Prevenção à gravidez na adolescência é debatida em comissão

Luiz França/CMSP

Reunião da Comissão de Defesa dos Direitos da Criança (20/2)

JOTA ABREU
DA REDAÇÃO

A Comissão de Defesa dos Direitos da Criança, Adolescente e Juventude reuniu-se nesta quinta-feira (20/02) para debater com o poder público e a sociedade civil a prevenção à gravidez na adolescência.

O encontro começou com a apresentação do Boletim CEInfo Análise, organizado pela prefeitura, com dados e avaliação da situação de Gestação na Adolescência no Município entre 2013 e 2017. Esse estudo considera casos de gravidez de mulheres com idades entre 10 e 19 anos.

Nem estudo, nem trabalho

Comparando-se os anos avaliados, houve queda de 11,6% desde o início do estudo. O documento traz um mapa da taxa de fecundidade das adolescentes, indicando a maior frequência na periferia da cidade.

O estudo também mostra que cerca de metade das meninas que engravidaram de maneira precoce se dizem negras, pardas ou indígenas, e a maior parte não concluiu o Ensino Médio.

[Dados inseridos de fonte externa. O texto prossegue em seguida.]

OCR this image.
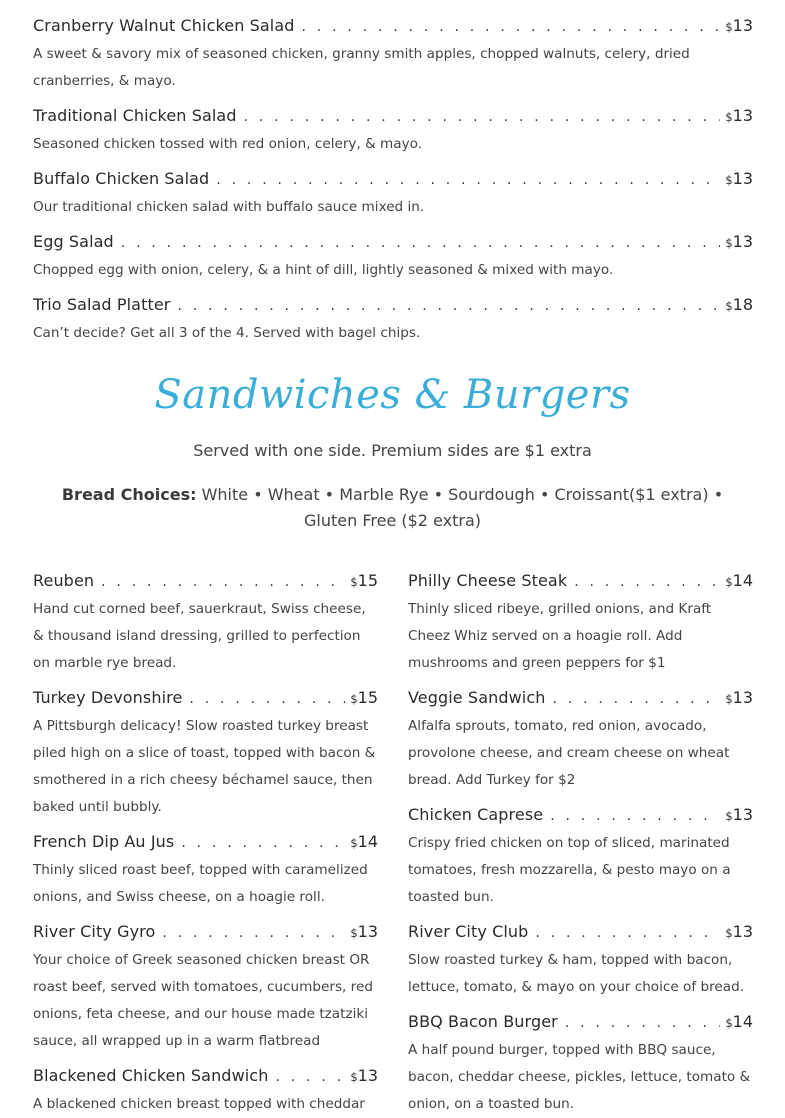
Cranberry Walnut Chicken Salad . . .	$13
A sweet & savory mix of seasoned chicken, granny smith apples, chopped walnuts, celery, dried cranberries, & mayo.
Traditional Chicken Salad . . .	$13
Seasoned chicken tossed with red onion, celery, & mayo.
Buffalo Chicken Salad . . .	$13
Our traditional chicken salad with buffalo sauce mixed in.
Egg Salad . . .	$13
Chopped egg with onion, celery, & a hint of dill, lightly seasoned & mixed with mayo.
Trio Salad Platter . . .	$18
Can’t decide? Get all 3 of the 4. Served with bagel chips.
Sandwiches & Burgers
Served with one side. Premium sides are $1 extra
Bread Choices: White • Wheat • Marble Rye • Sourdough • Croissant($1 extra) • Gluten Free ($2 extra)
Reuben . . .	$15
Hand cut corned beef, sauerkraut, Swiss cheese, & thousand island dressing, grilled to perfection on marble rye bread.
Turkey Devonshire . . .	$15
A Pittsburgh delicacy! Slow roasted turkey breast piled high on a slice of toast, topped with bacon & smothered in a rich cheesy béchamel sauce, then baked until bubbly.
French Dip Au Jus . . .	$14
Thinly sliced roast beef, topped with caramelized onions, and Swiss cheese, on a hoagie roll.
River City Gyro . . .	$13
Your choice of Greek seasoned chicken breast OR roast beef, served with tomatoes, cucumbers, red onions, feta cheese, and our house made tzatziki sauce, all wrapped up in a warm flatbread
Blackened Chicken Sandwich . . .	$13
A blackened chicken breast topped with cheddar
Philly Cheese Steak . . .	$14
Thinly sliced ribeye, grilled onions, and Kraft Cheez Whiz served on a hoagie roll. Add mushrooms and green peppers for $1
Veggie Sandwich . . .	$13
Alfalfa sprouts, tomato, red onion, avocado, provolone cheese, and cream cheese on wheat bread. Add Turkey for $2
Chicken Caprese . . .	$13
Crispy fried chicken on top of sliced, marinated tomatoes, fresh mozzarella, & pesto mayo on a toasted bun.
River City Club . . .	$13
Slow roasted turkey & ham, topped with bacon, lettuce, tomato, & mayo on your choice of bread.
BBQ Bacon Burger . . .	$14
A half pound burger, topped with BBQ sauce, bacon, cheddar cheese, pickles, lettuce, tomato & onion, on a toasted bun.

A servidora Andréa Munhoz representou a área da Secretaria da Saúde de atenção básica a crianças e adolescentes.Também estava no debate Viviane Carneiro, da Casa do Menor de Heliópolis.

Luiz França/CMSP

Viviane Carneiro

Segundo ela, há na unidade casos em que as jovens abandonaram a escola mesmo antes da gravidez:

“Atualmente temos 45 adolescentes em acompanhamento. A maior parte delas nem estuda, nem trabalha, e são filhas de mulheres que também engravidaram na adolescência”, disse Carneiro.

Protocolos e linhas de cuidado

Durante a reunião, concluiu-se não existir na capital protocolo de atendimento para adolescentes que engravidam e procuram o SUS (Sistema Único de Saúde).

O próprio atendimento multidisciplinar (saúde, assistência social etc.) oferecido pelas Casas do Menor – bem como a legislação estadual – pode servir de parâmetro para o marco regulatório municipal.

Luiz França/CMSP

É o que diz a vereadora Soninha Francine (CIDADANIA), presidente da Comissão: “Os adolescentes precisam de um cuidado muito especial e de muitos profissionais, com ambiente receptivo, trabalhos em grupo, conversas, para impactar positivamente a vida deles”, afirmou.

“É óbvio que precisamos desenvolver protocolos e linhas de cuidado para que em qualquer unidade exista atenção diferenciada”, concluiu.

Soninha disse que isso poderá ser feito com um Projeto de Lei na Câmara, ou até mesmo que o próprio Poder Executivo adote norma técnica ou portaria definindo os parâmetros.

Viviane Carneiro endossou as políticas municipais de acolhimento e atendimento:

“As ações conjuntas estão trazendo resultados de redução na Casa do Menor. Se houver a adoção de um protocolo, isso pode contribuir para diminuir ainda mais os números”, garantiu.